Foto: Andreas Hantschke
Foto: Andreas Hantschke
v.l.n.r. Paul Rajakovics, Michael Grill, Stephanie Heinzeller (Moderation), Alexander Wetzig, Andreas Reich

Ein Disput zur Stadtbaukunst
Am 12. Dezember 2016
Im Haus der Architektur der Bayerischen Architektenkammer

„Wie wollen wir leben?“ Mit dieser bekannten Fragestellung des dänischen Städtebauers und Urbanisten Jan Gehl eröffnete Karlheinz Beer, 2. Vizepräsident der Bayerischen Architektenkammer, den vielgestaltigen Vortrags- und Diskussionsabend.
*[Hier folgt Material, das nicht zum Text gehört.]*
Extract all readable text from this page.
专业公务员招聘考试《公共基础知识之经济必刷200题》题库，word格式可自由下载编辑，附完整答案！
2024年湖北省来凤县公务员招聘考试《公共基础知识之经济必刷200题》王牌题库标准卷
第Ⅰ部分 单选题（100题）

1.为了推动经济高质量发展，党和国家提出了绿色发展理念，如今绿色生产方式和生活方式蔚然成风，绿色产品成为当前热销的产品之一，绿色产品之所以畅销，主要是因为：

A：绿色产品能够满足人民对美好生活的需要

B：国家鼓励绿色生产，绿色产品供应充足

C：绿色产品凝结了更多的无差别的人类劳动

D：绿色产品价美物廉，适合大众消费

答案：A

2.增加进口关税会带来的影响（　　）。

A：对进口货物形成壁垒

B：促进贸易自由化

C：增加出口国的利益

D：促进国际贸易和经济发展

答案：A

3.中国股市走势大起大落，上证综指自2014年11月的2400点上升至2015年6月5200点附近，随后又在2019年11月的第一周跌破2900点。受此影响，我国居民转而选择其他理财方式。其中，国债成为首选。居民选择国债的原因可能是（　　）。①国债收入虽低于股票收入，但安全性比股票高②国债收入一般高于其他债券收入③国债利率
Doch wann ist ein Stadtteil gelungen, was bedeutet urbane Lebensqualität? Für Jan Geel ist der Gradmesser denkbar einfach: „schauen Sie wieviele Kinder und alte Menschen auf öffentlichen Plätzen sind!“

Dass die Umsetzung gelungener Stadträume in der Praxis jedoch nur selten gelingt, beunruhigt die Arbeitsgruppe Städtebau des BDA Bayern, die sich 2013 gründete und schwerpunktmäßig Themen der Stadtentwicklung und des Stadtumbaus widmet. Akteure der AG Städtebau sind Christian Bodensteiner, Michael Gebhard, Fritz Hubert, Wolfgang Kuchtner, Hermann Moser und Josef Rott. Sie wählten drei gelungenen Best Practice Beispiele aus, um durch den direkten Vergleich die Strukturen zu diskutieren, die hinter erfolgreichen Realisierungen stehen – mit dem Ziel aus den Lerneffekten allgemein anwendbare Empfehlungen für Planungsstrategien für die Zukunft ableiten zu können.
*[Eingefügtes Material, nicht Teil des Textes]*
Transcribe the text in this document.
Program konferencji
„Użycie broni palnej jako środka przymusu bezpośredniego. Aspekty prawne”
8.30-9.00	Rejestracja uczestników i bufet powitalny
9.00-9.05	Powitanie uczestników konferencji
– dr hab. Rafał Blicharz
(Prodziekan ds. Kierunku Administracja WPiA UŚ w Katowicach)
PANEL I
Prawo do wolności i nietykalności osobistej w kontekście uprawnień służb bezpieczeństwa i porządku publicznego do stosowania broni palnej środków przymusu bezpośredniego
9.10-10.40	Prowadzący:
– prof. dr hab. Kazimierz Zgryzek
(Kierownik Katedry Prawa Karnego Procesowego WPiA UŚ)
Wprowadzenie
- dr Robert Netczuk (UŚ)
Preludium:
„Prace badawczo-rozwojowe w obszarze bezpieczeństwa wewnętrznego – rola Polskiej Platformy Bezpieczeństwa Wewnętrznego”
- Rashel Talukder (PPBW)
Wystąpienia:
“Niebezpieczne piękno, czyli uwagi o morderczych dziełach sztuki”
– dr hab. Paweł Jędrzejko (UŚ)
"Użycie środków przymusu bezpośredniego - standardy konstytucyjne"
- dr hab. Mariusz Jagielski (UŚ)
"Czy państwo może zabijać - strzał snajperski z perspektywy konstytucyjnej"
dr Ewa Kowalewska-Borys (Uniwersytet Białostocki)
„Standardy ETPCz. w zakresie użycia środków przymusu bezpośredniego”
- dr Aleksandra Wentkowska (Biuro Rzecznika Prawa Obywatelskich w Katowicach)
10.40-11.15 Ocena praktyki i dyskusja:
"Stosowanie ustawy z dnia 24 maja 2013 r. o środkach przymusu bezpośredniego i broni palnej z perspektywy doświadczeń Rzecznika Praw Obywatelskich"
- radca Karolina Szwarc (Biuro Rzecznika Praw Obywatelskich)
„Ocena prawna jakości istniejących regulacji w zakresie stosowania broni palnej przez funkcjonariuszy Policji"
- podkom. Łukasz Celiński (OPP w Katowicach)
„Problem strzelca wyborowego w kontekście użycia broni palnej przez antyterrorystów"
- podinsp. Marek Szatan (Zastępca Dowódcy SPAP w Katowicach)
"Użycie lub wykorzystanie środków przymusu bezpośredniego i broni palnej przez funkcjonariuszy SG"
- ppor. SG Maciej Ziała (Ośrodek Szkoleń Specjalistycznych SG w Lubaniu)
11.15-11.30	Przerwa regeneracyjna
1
Die Projekte könnten unterschiedlicher nicht sein: Die Neue Mitte in Ulm, ein innerstädtisches Geschäfts- und Kulturzentrum mitten auf der ehemaligen Stadtautobahn, das neue, hoch verdichtete Wohnquartier »Stadtwerk Lehen« im Salzburger Westen und die Einfamilienhaussiedlung »Neues Bauen am Horn« am Rand von Weimar mit unmittelbarer Nähe zum gleichnamigen Musterhaus der ersten Bauhaus-Ausstellung aus dem Jahr 1923.

Als erster stellte Ulms ehemaliger Baubürgermeister Alexander Wetzig sein Projekt der Neuen Mitte Ulm vor. Wo von 1952 bis 1997 die vielspurige Neue Straße mitten durch die im zweiten Weltkrieg zerbombte Altstadt schnitt und das historische Rathaus vom Münster trennte, vermitteln heute markante Baukörper wieder das ehemalige mittelalterliche Raumgefühl. Was heute so selbstverständlich wirkt, ist das Ergebnis einer zwanzigjährigen Planung, bei der der Protest der Bürger einen entscheidenden Einfluss auf die erreichte Qualität hatte. Trotz des anfänglichen vehementen Bürgerprotestes kam es in Ulm nicht zu einer anhaltenden Protesthaltung wie bei Stuttgart 21 sondern zu einem kooperativen Verfahren. Wichtig war dabei für Wetzel das Vorgehen der Stadt: Nachdem die Bürger 1975 eine komplette Untertunnelung der Stadtautobahn abgelehnt hatten, legte sie keine Alternativpläne vor, sondern definierte in einem vierjährigen Diskussionsprozess im Rahmen des »Innenstadtforums« mit allen Beteiligten erst einmal die Ziele. Das Ergebnis: Auch ohne Untertunnelung passieren heute 15000 Fahrzeuge täglich die Straße, allerdings mit Tempo 20 und gleichberechtigt mit allen anderen Verkehrsteilnehmern.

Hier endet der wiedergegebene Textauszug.